Cops gain new high-tech fingerprint device
The Jackson County Sheriff's Department's ability to lift usable fingerprints from evidence just got a significant upgrade.
A new piece of forensic equipment, called a Vacuum Metal Deposition unit, uses small amounts of gold and zinc in a vacuum to better display fingerprints left behind on items. Even items submerged in water, which weakens the print, or those on pieces of clothing can be found when other options such as fingerprint powder and "Super Glue" adhesives come up short.
"(The metals) are attracted to areas where someone may have touched an item," said Detective Eric Fox. "It's one of the most sensitive ways that we can develop prints."
Even if it doesn't find fingerprints, the unit can still be used to identify spots on objects that were touched by people, which Fox said could potentially lead to DNA evidence.
"You can identify somebody through that means as well, so there are a lot of applications there," Fox said.
The department hopes to have the device up and running in two to three months after employee training is complete. As a bonus, the department didn't have to spend a dime on the unit. The U.S. Department of Fish & Wildlife Forensics Laboratory in Ashland donated it.
"Pretty much the only expenses we had to pay were to move it and do basic electrical setup and things like that," Fox said.
Ken Goddard, director of the Fish & Wildlife Forensics Laboratory, said they originally had the unit built for about $70,000 five years ago. The agency had intended to use it for cases in which suspects handled animal parts and products such as rhino horns and antlers. They also handle evidence that comes out of the ocean, which can be problematic because saltwater erodes fingerprints over time.
To test the VMD unit's capabilities, Goddard said, laboratory officials handled a conch shell, then left it in saltwater for 30 days. They were still able to get fingerprints off of it.
"We had great plans for it," Goddard said.
But the plans didn't quite pan out. The caseload ended up being slim, and the employee who would have overseen all the cases left the laboratory for another job.
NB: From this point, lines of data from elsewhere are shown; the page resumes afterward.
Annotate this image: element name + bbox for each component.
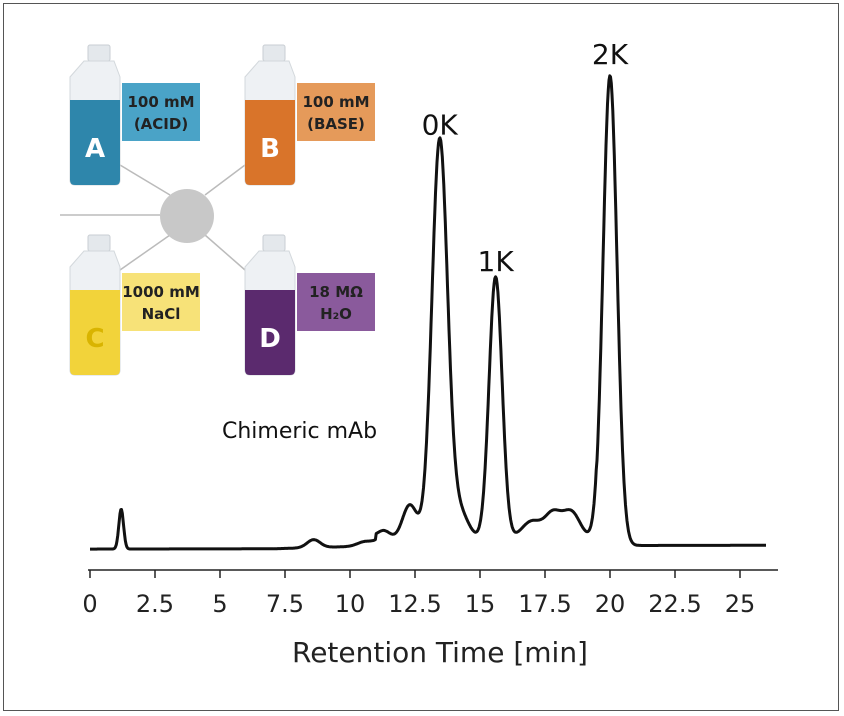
bottle-tag — [297, 83, 375, 141]
bottle-tag — [297, 273, 375, 331]
x-tick-label: 2.5 — [136, 590, 174, 618]
connector-b — [204, 164, 246, 196]
bottle-letter: B — [260, 134, 280, 164]
solvent-mixing-inset: A 100 mM (ACID) B 100 mM (BASE) C 1000 mM NaCl D 1… — [60, 44, 375, 376]
x-tick-label: 0 — [82, 590, 97, 618]
x-tick-label: 12.5 — [388, 590, 441, 618]
x-tick-label: 20 — [595, 590, 626, 618]
bottle-cap — [87, 234, 111, 252]
x-tick-label: 17.5 — [518, 590, 571, 618]
bottle-tag-line1: 1000 mM — [122, 283, 200, 301]
x-tick-label: 7.5 — [266, 590, 304, 618]
peak-label-1k: 1K — [478, 245, 515, 278]
bottle-tag-line1: 100 mM — [302, 93, 369, 111]
chromatogram-trace — [89, 74, 767, 551]
bottle-tag — [122, 273, 200, 331]
peak-label-0k: 0K — [422, 109, 459, 142]
bottle-cap — [87, 44, 111, 62]
x-tick-label: 22.5 — [648, 590, 701, 618]
bottle-letter: A — [85, 134, 105, 164]
bottle-letter: C — [85, 324, 104, 354]
connector-a — [119, 164, 171, 196]
bottle-cap — [262, 44, 286, 62]
bottle-liquid — [70, 100, 120, 185]
bottle-cap — [262, 234, 286, 252]
bottle-tag-line2: H₂O — [320, 305, 352, 323]
bottle-letter: D — [259, 324, 281, 354]
bottle-tag-line2: (BASE) — [307, 115, 365, 133]
bottle-d: D 18 MΩ H₂O — [244, 234, 375, 376]
x-tick-label: 25 — [725, 590, 756, 618]
bottle-c: C 1000 mM NaCl — [69, 234, 200, 376]
bottle-liquid — [245, 290, 295, 375]
peak-label-2k: 2K — [592, 38, 629, 71]
bottle-liquid — [70, 290, 120, 375]
x-tick-label: 10 — [335, 590, 366, 618]
bottle-tag — [122, 83, 200, 141]
bottle-tag-line2: (ACID) — [134, 115, 188, 133]
connector-d — [204, 234, 246, 271]
bottle-tag-line1: 18 MΩ — [309, 283, 363, 301]
bottle-a: A 100 mM (ACID) — [69, 44, 200, 186]
x-axis-label: Retention Time [min] — [292, 636, 588, 669]
mixer-circle — [160, 189, 214, 243]
connector-c — [119, 234, 171, 271]
sample-annotation: Chimeric mAb — [222, 419, 377, 444]
x-tick-label: 15 — [465, 590, 496, 618]
x-tick-label: 5 — [212, 590, 227, 618]
peak-labels: 0K 1K 2K — [422, 38, 629, 278]
bottle-liquid — [245, 100, 295, 185]
x-axis-ticks: 0 2.5 5 7.5 10 12.5 15 17.5 20 22.5 25 — [82, 570, 755, 618]
bottle-tag-line2: NaCl — [142, 305, 181, 323]
bottle-tag-line1: 100 mM — [127, 93, 194, 111]
bottle-b: B 100 mM (BASE) — [244, 44, 375, 186]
"We had every reason to believe this technique would work well, and it did, but we had relatively few cases," Goddard said.
He asked the sheriff's department whether they wanted to use it, and they said yes. The machine left Ashland and traveled to its new home at the sheriff's department headquarters off Highway 62 last week.
"It's a powerful tool," Goddard said. "It has great potential and ought to be used, and I'm delighted it will stay here in Jackson County where it can be used."